Descemos até a praia, pegamos um punhado de areia com as mãos e jogamos em cima da sujeira.

É o que podíamos fazer. Olho em volta. Não parece que alguém tenha percebido o que fizemos, eu e meu filho. Eu espero que ele se lembre desse dia. O dia em que havia um cocô no meio da calçada, e ninguém fazia nada. Até que nós fizemos.

Mas porquê ninguém fez nada ?

Algumas possibilidades passaram pela minha cabeça.

Ninguém fez nada porque, no Brasil, limpar sujeira é coisa de serviçais. Limpar as ruas é coisa dos garis. Por isso não tem problema jogar lixo no chão.
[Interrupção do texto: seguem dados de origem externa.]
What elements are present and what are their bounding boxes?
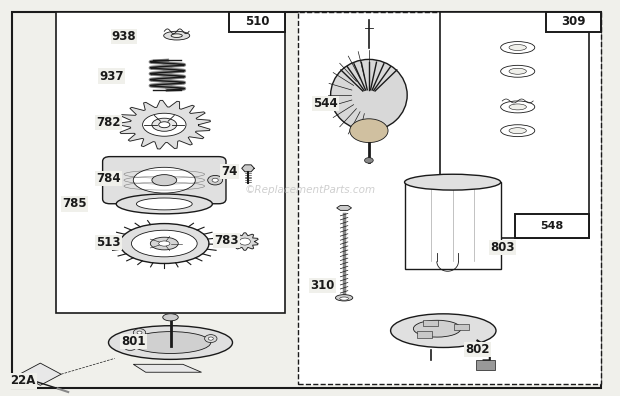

Ninguém fez nada porque, no Brasil, os espaços públicos são terra de ninguém, para serem usados e abusados, depredados, saqueados. Por isso é difícil encontrar um telefone público que funcione. Por isso banheiros públicos são imundos. Por isso cabos elétricos e lâmpadas são roubados no atacado, deixando ruas e túneis no escuro. Por isso nossas praças são terrenos baldios cheios de imundície e de mendigos. Por isso se urina em qualquer lugar.

Ninguém fez nada, porque no Brasil espera-se que o Governo resolva tudo. O cocô estava ali porque o Governo não colocou latas de lixo suficientes, porque o serviço de limpeza urbana é ruim, porque deveria haver, mas não há, uma lei contra cocôs na calçada.